'Amorphous solids' are a strikingly broad category of materials, ranging from colloidal pastes and concentrated emulsions to metallic glasses. Nonetheless, experiments and numerical simulations have evidenced a similar scenario at the basis of the deformation and flow of these very diverse materials, a scenario made of phases of elastic loading interspersed with episodes of plastic relaxation; this relaxation takes the form of swift and localised rearrangements between particles [1-2], which allow the local stress to be relaxed and redistributed to the rest of the material, which can give rise to a cascade of subsequent rearrangements.
Elastoplastic models [3] have emerged on the basis of this simple scenario and handle the material as a collection of mesoscopic blocks that alternate between an elastic regime and plastic relaxation; these models purport to be the analogue of the 'Ising model' for the mechanics of amorphous solids. Their emergence has opened a new avenue for the Statistical Physics-based study of questions that originally belonged in the realm of Mechanics [4].

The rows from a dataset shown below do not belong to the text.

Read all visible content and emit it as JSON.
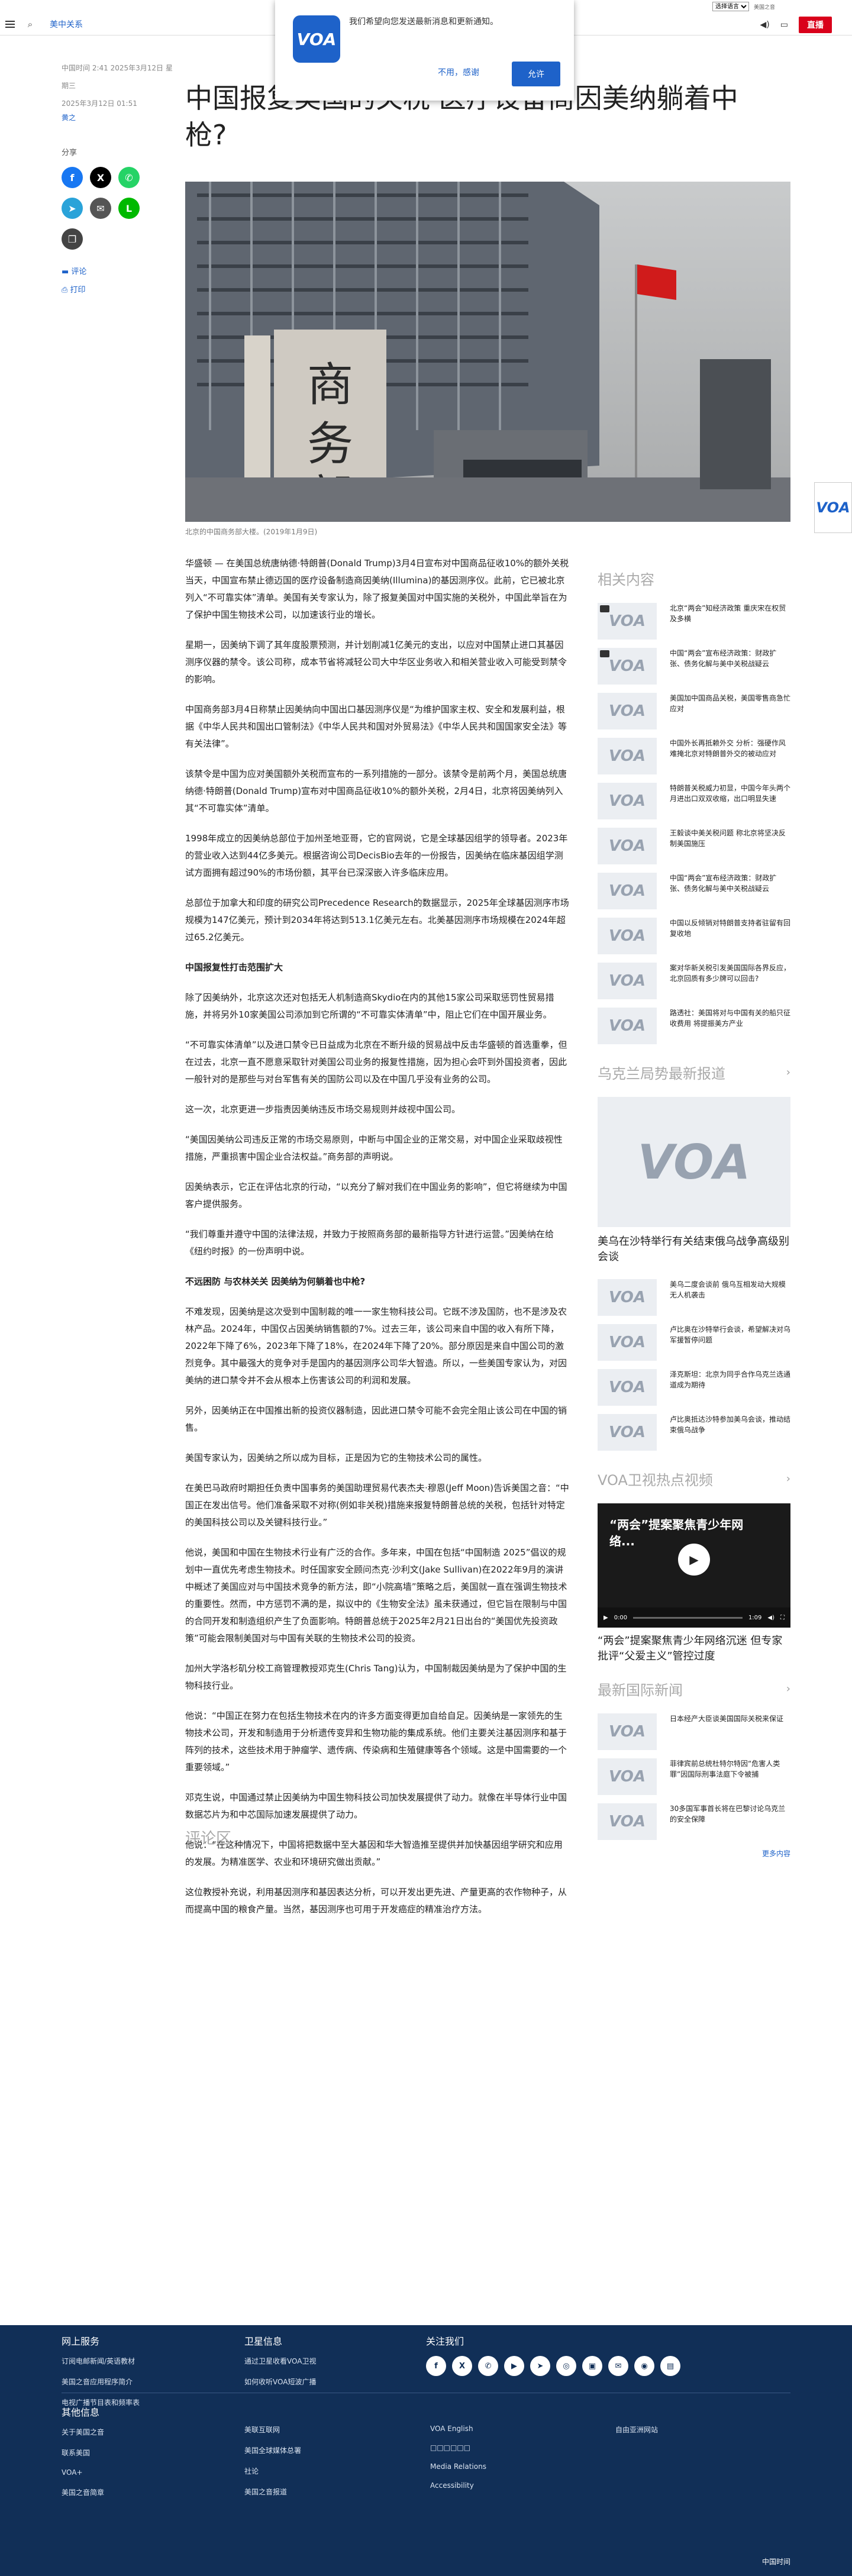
{
  "top": {
    "language": "选择语言",
    "extra": "美国之音"
  },
  "header": {
    "section": "美中关系",
    "live": "直播"
  },
  "popup": {
    "text": "我们希望向您发送最新消息和更新通知。",
    "no": "不用，感谢",
    "yes": "允许",
    "logo": "VOA"
  },
  "left": {
    "published": "中国时间 2:41 2025年3月12日 星期三",
    "updated": "2025年3月12日 01:51",
    "author": "黄之",
    "share": "分享",
    "comments": "评论",
    "print": "打印"
  },
  "title": "中国报复美国的关税 医疗设备商因美纳躺着中枪?",
  "caption": "北京的中国商务部大楼。(2019年1月9日)",
  "article": {
    "p1": "华盛顿 — 在美国总统唐纳德·特朗普(Donald Trump)3月4日宣布对中国商品征收10%的额外关税当天，中国宣布禁止德迈国的医疗设备制造商因美纳(Illumina)的基因测序仪。此前，它已被北京列入“不可靠实体”清单。美国有关专家认为，除了报复美国对中国实施的关税外，中国此举旨在为了保护中国生物技术公司，以加速该行业的增长。",
    "p2": "星期一，因美纳下调了其年度股票预测，并计划削减1亿美元的支出，以应对中国禁止进口其基因测序仪器的禁令。该公司称，成本节省将减轻公司大中华区业务收入和相关营业收入可能受到禁令的影响。",
    "p3": "中国商务部3月4日称禁止因美纳向中国出口基因测序仪是“为维护国家主权、安全和发展利益，根据《中华人民共和国出口管制法》《中华人民共和国对外贸易法》《中华人民共和国国家安全法》等有关法律”。",
    "p4": "该禁令是中国为应对美国额外关税而宣布的一系列措施的一部分。该禁令是前两个月，美国总统唐纳德·特朗普(Donald Trump)宣布对中国商品征收10%的额外关税，2月4日，北京将因美纳列入其“不可靠实体”清单。",
    "p5": "1998年成立的因美纳总部位于加州圣地亚哥，它的官网说，它是全球基因组学的领导者。2023年的营业收入达到44亿多美元。根据咨询公司DecisBio去年的一份报告，因美纳在临床基因组学测试方面拥有超过90%的市场份额，其平台已深深嵌入许多临床应用。",
    "p6": "总部位于加拿大和印度的研究公司Precedence Research的数据显示，2025年全球基因测序市场规模为147亿美元，预计到2034年将达到513.1亿美元左右。北美基因测序市场规模在2024年超过65.2亿美元。",
    "h1": "中国报复性打击范围扩大",
    "p7": "除了因美纳外，北京这次还对包括无人机制造商Skydio在内的其他15家公司采取惩罚性贸易措施，并将另外10家美国公司添加到它所谓的“不可靠实体清单”中，阻止它们在中国开展业务。",
    "p8": "“不可靠实体清单”以及进口禁令已日益成为北京在不断升级的贸易战中反击华盛顿的首选重拳，但在过去，北京一直不愿意采取针对美国公司业务的报复性措施，因为担心会吓到外国投资者，因此一般针对的是那些与对台军售有关的国防公司以及在中国几乎没有业务的公司。",
    "p9": "这一次，北京更进一步指责因美纳违反市场交易规则并歧视中国公司。",
    "p10": "“美国因美纳公司违反正常的市场交易原则，中断与中国企业的正常交易，对中国企业采取歧视性措施，严重损害中国企业合法权益。”商务部的声明说。",
    "p11": "因美纳表示，它正在评估北京的行动，“以充分了解对我们在中国业务的影响”，但它将继续为中国客户提供服务。",
    "p12": "“我们尊重并遵守中国的法律法规，并致力于按照商务部的最新指导方针进行运营。”因美纳在给《纽约时报》的一份声明中说。",
    "h2": "不远困防 与农林关关 因美纳为何躺着也中枪?",
    "p13": "不难发现，因美纳是这次受到中国制裁的唯一一家生物科技公司。它既不涉及国防，也不是涉及农林产品。2024年，中国仅占因美纳销售额的7%。过去三年，该公司来自中国的收入有所下降，2022年下降了6%，2023年下降了18%，在2024年下降了20%。部分原因是来自中国公司的激烈竞争。其中最强大的竞争对手是国内的基因测序公司华大智造。所以，一些美国专家认为，对因美纳的进口禁令并不会从根本上伤害该公司的利润和发展。",
    "p14": "另外，因美纳正在中国推出新的投资仪器制造，因此进口禁令可能不会完全阻止该公司在中国的销售。",
    "p15": "美国专家认为，因美纳之所以成为目标，正是因为它的生物技术公司的属性。",
    "p16": "在美巴马政府时期担任负责中国事务的美国助理贸易代表杰夫·穆恩(Jeff Moon)告诉美国之音：“中国正在发出信号。他们准备采取不对称(例如非关税)措施来报复特朗普总统的关税，包括针对特定的美国科技公司以及关键科技行业。”",
    "p17": "他说，美国和中国在生物技术行业有广泛的合作。多年来，中国在包括“中国制造 2025”倡议的规划中一直优先考虑生物技术。时任国家安全顾问杰克·沙利文(Jake Sullivan)在2022年9月的演讲中概述了美国应对与中国技术竞争的新方法，即“小院高墙”策略之后，美国就一直在强调生物技术的重要性。然而，中方惩罚不满的是，拟议中的《生物安全法》虽未获通过，但它旨在限制与中国的合同开发和制造组织产生了负面影响。特朗普总统于2025年2月21日出台的“美国优先投资政策”可能会限制美国对与中国有关联的生物技术公司的投资。",
    "p18": "加州大学洛杉矶分校工商管理教授邓克生(Chris Tang)认为，中国制裁因美纳是为了保护中国的生物科技行业。",
    "p19": "他说：“中国正在努力在包括生物技术在内的许多方面变得更加自给自足。因美纳是一家领先的生物技术公司，开发和制造用于分析遗传变异和生物功能的集成系统。他们主要关注基因测序和基于阵列的技术，这些技术用于肿瘤学、遗传病、传染病和生殖健康等各个领域。这是中国需要的一个重要领域。”",
    "p20": "邓克生说，中国通过禁止因美纳为中国生物科技公司加快发展提供了动力。就像在半导体行业中国数据芯片为和中芯国际加速发展提供了动力。",
    "p21": "他说：“在这种情况下，中国将把数据中至大基因和华大智造推至提供并加快基因组学研究和应用的发展。为精准医学、农业和环境研究做出贡献。”",
    "p22": "这位教授补充说，利用基因测序和基因表达分析，可以开发出更先进、产量更高的农作物种子，从而提高中国的粮食产量。当然，基因测序也可用于开发癌症的精准治疗方法。"
  },
  "comments_title": "评论区",
  "sidebar": {
    "related_h": "相关内容",
    "related": [
      {
        "text": "北京“两会”知经济政策 重庆宋在权贸及多横",
        "cam": true
      },
      {
        "text": "中国“两会”宣布经济政策：财政扩张、债务化解与美中关税战疑云",
        "cam": true
      },
      {
        "text": "美国加中国商品关税，美国零售商急忙应对",
        "cam": false
      },
      {
        "text": "中国外长再抵赖外交 分析：强硬作风难掩北京对特朗普外交的被动应对",
        "cam": false
      },
      {
        "text": "特朗普关税威力初显，中国今年头两个月进出口双双收缩，出口明显失速",
        "cam": false
      },
      {
        "text": "王毅谈中美关税问题 称北京将坚决反制美国施压",
        "cam": false
      },
      {
        "text": "中国“两会”宣布经济政策：财政扩张、债务化解与美中关税战疑云",
        "cam": false
      },
      {
        "text": "中国以反倾销对特朗普支持者驻留有回复收地",
        "cam": false
      },
      {
        "text": "案对华新关税引发美国国际各界反应，北京回质有多少牌可以回击?",
        "cam": false
      },
      {
        "text": "路透社：美国将对与中国有关的船只征收费用 将提振美方产业",
        "cam": false
      }
    ],
    "ukraine_h": "乌克兰局势最新报道",
    "ukraine_big": "美乌在沙特举行有关结束俄乌战争高级别会谈",
    "ukraine": [
      {
        "text": "美乌二度会谈前 俄乌互相发动大规模无人机袭击"
      },
      {
        "text": "卢比奥在沙特举行会谈，希望解决对乌军援暂停问题"
      },
      {
        "text": "泽克斯坦：北京为同乎合作乌克兰选通道成为期待"
      },
      {
        "text": "卢比奥抵达沙特参加美乌会谈，推动结束俄乌战争"
      }
    ],
    "video_h": "VOA卫视热点视频",
    "video_title": "“两会”提案聚焦青少年网络...",
    "video_time": "0:00",
    "video_dur": "1:09",
    "video_caption": "“两会”提案聚焦青少年网络沉迷 但专家批评“父爱主义”管控过度",
    "intl_h": "最新国际新闻",
    "intl": [
      {
        "text": "日本经产大臣谈美国国际关税来保证"
      },
      {
        "text": "菲律宾前总统杜特尔特因“危害人类罪”因国际刑事法庭下令被捕"
      },
      {
        "text": "30多国军事首长将在巴黎讨论乌克兰的安全保障"
      }
    ],
    "more": "更多内容"
  },
  "footer": {
    "about_h": "网上服务",
    "about": [
      "订阅电邮新闻/英语教材",
      "美国之音应用程序简介",
      "电视广播节目表和频率表"
    ],
    "sat_h": "卫星信息",
    "sat": [
      "通过卫星收看VOA卫视",
      "如何收听VOA短波广播"
    ],
    "follow_h": "关注我们",
    "social": [
      "f",
      "X",
      "✆",
      "▶",
      "➤",
      "◎",
      "▣",
      "✉",
      "◉",
      "▤"
    ],
    "other_h": "其他信息",
    "c1": [
      "关于美国之音",
      "联系美国",
      "VOA+",
      "美国之音简章"
    ],
    "c2": [
      "美联互联网",
      "美国全球媒体总署",
      "社论",
      "美国之音报道"
    ],
    "c3": [
      "VOA English",
      "□□□□□□",
      "Media Relations",
      "Accessibility"
    ],
    "c4": [
      "自由亚洲网站"
    ],
    "copyright": "中国时间"
  },
  "colors": {
    "brand": "#1e62c9",
    "footer": "#112f57",
    "live": "#d9001b"
  }
}
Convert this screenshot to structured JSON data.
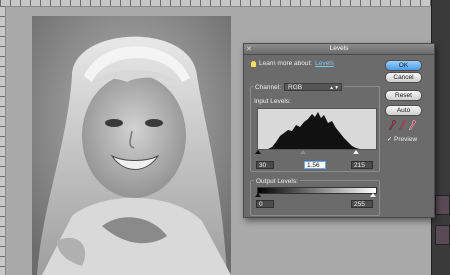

In this boiling field, one important link is still missing, though: the connection between the actual response of particles (i.e., molecules, colloids, or droplets) and the rules governing the aforementioned mesoscopic blocks. The internship will be an endeavour to bridge this gap by (i) analysing the behaviour of a mesoscopic material region with the help of atomistic simulations and (ii) constructing a fictitious energy surface that can reproduce the main (statistical) features of the observed behaviour
The ideal candidate has a strong inclination for numerical simulations (Molecular dynamics) and a background in Statistical Physics or Solid State Mechanics; skills in machine-learning and AI techniques would be an asset. The intern will be based at iLM, in Villeurbanne (near Lyon).
References :
[1] SCHALL, Peter, WEITZ, David A., et SPAEPEN, Frans. Structural rearrangements that govern flow in colloidal glasses. Science, 2007, vol. 318, no 5858, p. 1895-1899.
[2] ALBARET, T., TANGUY, A., BOIOLI, F., et al. Mapping between atomistic simulations and Eshelby inclusions in the shear deformation of an amorphous silicon model. Physical Review E, 2016, vol. 93, no 5, p. 053002.
[3] NICOLAS, Alexandre, FERRERO, Ezequiel E., MARTENS, Kirsten, et al. Deformation and flow of amorphous solids: Insights from elastoplastic models. Reviews of Modern Physics, 2018, vol. 90, no 4, p. 045006.
[4] LIN, Jie, LERNER, Edan, ROSSO, Alberto, et al. Scaling description of the yielding transition in soft amorphous solids at zero temperature. Proceedings of the National Academy of Sciences, 2014, vol. 111, no 40, p. 14382-14387.